Birer M., Acartürk F.

PHARMACEUTICAL DEVELOPMENT AND TECHNOLOGY, cilt.26, sa.6, ss.661-672, 2021 (SCI-Expanded) identifier identifier identifier

  • Yayın Türü: Makale / Tam Makale
  • Cilt numarası: 26 Sayı: 6
  • Basım Tarihi: 2021
  • Doi Numarası: 10.1080/10837450.2021.1916031
  • Dergi Adı: PHARMACEUTICAL DEVELOPMENT AND TECHNOLOGY
  • Derginin Tarandığı İndeksler: Science Citation Index Expanded (SCI-EXPANDED), Scopus, Business Source Elite, Business Source Premier, Chemical Abstracts Core, EMBASE, International Pharmaceutical Abstracts, MEDLINE
  • Sayfa Sayıları: ss.661-672
  • Anahtar Kelimeler: Telmisartan, orally disintegrating film, electrospinning, L-arginine
  • Gazi Üniversitesi Adresli: Evet

Özet

Telmisartan (TEL) is an antihypertensive BCS class II drug with low solubility at physiological pH. However, the solubility of TEL increases with the presence of an alkalizer. Electrospinning is one of the most recent techniques for the solubility enhancement studies. In this study, an electrospun orally disintegrating film (ODF) formulation of TEL was developed with L-arginine and polyvinylpyrrolidone K90 (PVP), and its characterization studies were performed.
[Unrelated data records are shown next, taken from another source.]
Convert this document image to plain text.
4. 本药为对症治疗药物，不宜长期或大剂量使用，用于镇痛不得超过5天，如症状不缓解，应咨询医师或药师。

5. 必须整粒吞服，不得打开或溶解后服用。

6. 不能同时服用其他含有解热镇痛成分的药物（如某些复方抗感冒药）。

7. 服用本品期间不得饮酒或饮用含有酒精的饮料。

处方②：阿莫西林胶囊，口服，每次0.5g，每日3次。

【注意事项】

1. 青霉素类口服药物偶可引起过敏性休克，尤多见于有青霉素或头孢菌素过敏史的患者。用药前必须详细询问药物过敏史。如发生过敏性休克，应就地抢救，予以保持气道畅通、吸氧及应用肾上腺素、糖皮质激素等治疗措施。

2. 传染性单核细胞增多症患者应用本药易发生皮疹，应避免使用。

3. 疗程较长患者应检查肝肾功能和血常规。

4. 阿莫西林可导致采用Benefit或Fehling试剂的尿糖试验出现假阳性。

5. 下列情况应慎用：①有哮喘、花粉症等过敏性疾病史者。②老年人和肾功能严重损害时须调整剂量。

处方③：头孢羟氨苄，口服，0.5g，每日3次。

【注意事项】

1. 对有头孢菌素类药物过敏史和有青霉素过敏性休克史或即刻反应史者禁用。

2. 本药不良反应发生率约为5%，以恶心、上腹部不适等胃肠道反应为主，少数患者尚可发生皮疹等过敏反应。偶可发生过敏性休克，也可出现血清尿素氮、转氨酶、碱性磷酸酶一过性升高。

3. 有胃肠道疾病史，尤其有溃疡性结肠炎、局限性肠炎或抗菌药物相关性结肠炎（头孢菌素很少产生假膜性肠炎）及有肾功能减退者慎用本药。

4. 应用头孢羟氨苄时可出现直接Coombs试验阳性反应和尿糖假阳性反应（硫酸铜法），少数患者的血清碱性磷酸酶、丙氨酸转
Preformulation studies were performed to investigate possible incompatibilities in the components of formulation with differential scanning calorimetry (DSC) and Fourier transform infrared spectrometer (FT-IR) analyses. ODFs were characterized in terms of drug content and uniformity, mechanical properties, fiber shape and diameter and in vitro dissolution profile. Smooth nanofibers without any beads were obtained. The dissolution rate of the TEL significantly increased. The chosen formulation had acceptable mechanical properties with much faster dissolution compared to the commercially available product. Developed ODF and marketed product were compared with a dissolution study in phosphate-buffered solution (pH 7.4). ODF and marketed product both reached 100% release in the 45th minute, and ODF results showed that ODF had much faster release than marketed product. In this study, TEL ODF formulation was successfully produced and characterized.